The Market Teaches, But Governments Waste
Bankruptcy is a hard but wonderful teacher, and eventually the market learned its lesson, at least for the newly introduced credit instrument. The credit markets settled down to the mundane task of doing good financial analysis of business plans and taking realistic collateral to protect lenders and instill a sense of responsibility in borrowers. But the lesson had to be learned again and again with the introduction of each new credit instrument.
Foolish businessmen and their customers have always lobbied for taxpayer bailouts.
The bailout of Chrysler is the most well-know case, but the bailout of Continental Illinois National Bank of Chicago in the early ‘80s set the tone for the massive bailout of the savings and loan industry later in the decade.
So we have arrived at the year 2007 and what do we read in each day’s headline?

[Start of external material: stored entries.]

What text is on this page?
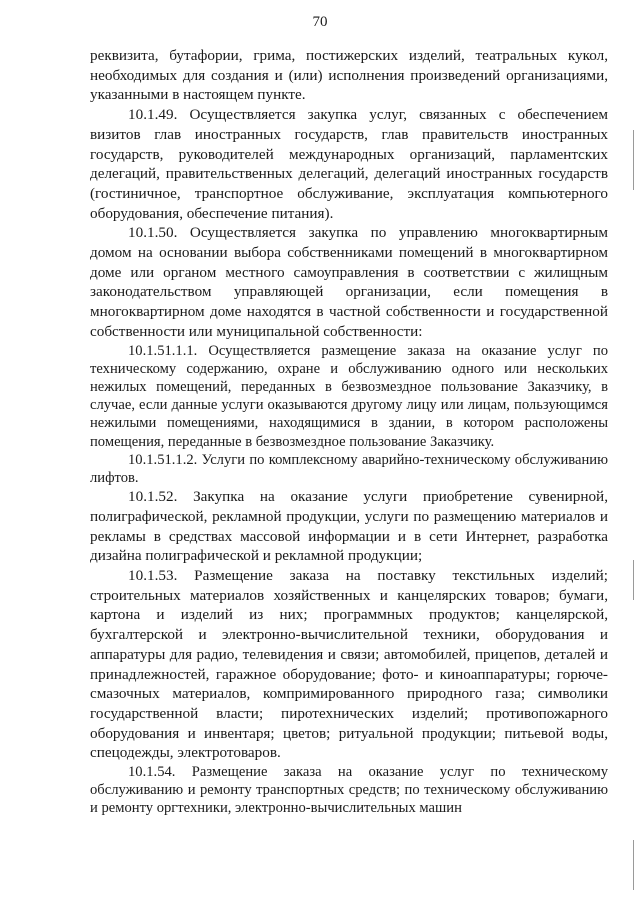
70

реквизита, бутафории, грима, постижерских изделий, театральных кукол, необходимых для создания и (или) исполнения произведений организациями, указанными в настоящем пункте.

10.1.49. Осуществляется закупка услуг, связанных с обеспечением визитов глав иностранных государств, глав правительств иностранных государств, руководителей международных организаций, парламентских делегаций, правительственных делегаций, делегаций иностранных государств (гостиничное, транспортное обслуживание, эксплуатация компьютерного оборудования, обеспечение питания).

10.1.50. Осуществляется закупка по управлению многоквартирным домом на основании выбора собственниками помещений в многоквартирном доме или органом местного самоуправления в соответствии с жилищным законодательством управляющей организации, если помещения в многоквартирном доме находятся в частной собственности и государственной собственности или муниципальной собственности:

10.1.51.1.1. Осуществляется размещение заказа на оказание услуг по техническому содержанию, охране и обслуживанию одного или нескольких нежилых помещений, переданных в безвозмездное пользование Заказчику, в случае, если данные услуги оказываются другому лицу или лицам, пользующимся нежилыми помещениями, находящимися в здании, в котором расположены помещения, переданные в безвозмездное пользование Заказчику.

10.1.51.1.2. Услуги по комплексному аварийно-техническому обслуживанию лифтов.

10.1.52. Закупка на оказание услуги приобретение сувенирной, полиграфической, рекламной продукции, услуги по размещению материалов и рекламы в средствах массовой информации и в сети Интернет, разработка дизайна полиграфической и рекламной продукции;

10.1.53. Размещение заказа на поставку текстильных изделий; строительных материалов хозяйственных и канцелярских товаров; бумаги, картона и изделий из них; программных продуктов; канцелярской, бухгалтерской и электронно-вычислительной техники, оборудования и аппаратуры для радио, телевидения и связи; автомобилей, прицепов, деталей и принадлежностей, гаражное оборудование; фото- и киноаппаратуры; горюче-смазочных материалов, компримированного природного газа; символики государственной власти; пиротехнических изделий; противопожарного оборудования и инвентаря; цветов; ритуальной продукции; питьевой воды, спецодежды, электротоваров.

10.1.54. Размещение заказа на оказание услуг по техническому обслуживанию и ремонту транспортных средств; по техническому обслуживанию и ремонту оргтехники, электронно-вычислительных машин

Sub prime lenders are going bust. Sub prime borrowers are shocked at the size of their new payments, as variable teaser rates expire and higher ones take effect. And what do these creditors and borrowers demand? That government bail them out with taxpayer funds. You could have read the same headlines in almost any twenty-year period since the Civil War. Our pandering politicians are there with the money. Not their own money, of course, but with our money. These poor bankers and their customers must not be allowed to go bankrupt. Oh, the Humanity! We must show them mercy and charity! Now, I am all for mercy and charity, but I prefer that everyone show such displays with his own money and not mine.
Creating a Moral Hazard
The evils that flow from these government bailouts are seldom discussed. There is the equity problem. By what right does anyone have to my money to keep himself in a home that he cannot afford? I had nothing to do with his transaction, into which he entered voluntarily if foolishly. The same for the lender and the lender’s investors. They lent the money and expected to make a profit. They miscalculated. The market will learn the lesson. But let’s not create what economists call a “moral hazard”, which means that similar transactions will happen again and again because both borrower and lender expect the government to bail them out if things don’t go as planned.

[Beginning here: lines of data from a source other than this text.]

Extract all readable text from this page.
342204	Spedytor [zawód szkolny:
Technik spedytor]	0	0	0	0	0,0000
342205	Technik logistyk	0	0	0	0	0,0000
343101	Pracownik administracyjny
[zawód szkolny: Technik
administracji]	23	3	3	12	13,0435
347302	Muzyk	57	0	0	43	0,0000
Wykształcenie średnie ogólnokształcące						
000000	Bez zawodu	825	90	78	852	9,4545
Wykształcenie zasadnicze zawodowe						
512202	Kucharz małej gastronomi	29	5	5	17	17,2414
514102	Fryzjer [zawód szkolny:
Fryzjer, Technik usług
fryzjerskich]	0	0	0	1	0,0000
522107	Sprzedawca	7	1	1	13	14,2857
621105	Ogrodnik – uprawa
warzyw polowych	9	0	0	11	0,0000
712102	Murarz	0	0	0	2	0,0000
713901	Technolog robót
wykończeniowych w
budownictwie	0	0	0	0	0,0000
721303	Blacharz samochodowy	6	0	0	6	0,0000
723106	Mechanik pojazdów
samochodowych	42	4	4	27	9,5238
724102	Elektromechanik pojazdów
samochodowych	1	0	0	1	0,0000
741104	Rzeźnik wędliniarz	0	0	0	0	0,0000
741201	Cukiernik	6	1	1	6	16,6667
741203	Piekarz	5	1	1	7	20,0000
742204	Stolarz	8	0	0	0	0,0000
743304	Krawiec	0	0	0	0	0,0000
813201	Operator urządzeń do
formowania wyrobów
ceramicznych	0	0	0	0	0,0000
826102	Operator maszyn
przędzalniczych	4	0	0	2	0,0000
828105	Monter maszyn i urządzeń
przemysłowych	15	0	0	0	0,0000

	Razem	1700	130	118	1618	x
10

Unfortunately, that IS the lesson from previous bailouts and that is why we have the sub prime lending bailout today. In fact both PA and NJ have institutionalized the creation of moral hazard. In PA we have the Housing Finance Agency. In NJ it is the New Jersey Housing and Mortgage Finance Agency. Neither agency should exist, but spokesmen for both are demanding more “rescue” funds. What else should we expect from bureaucrats whose jobs depend upon rescuing financial disasters with public money? Expect more of the same.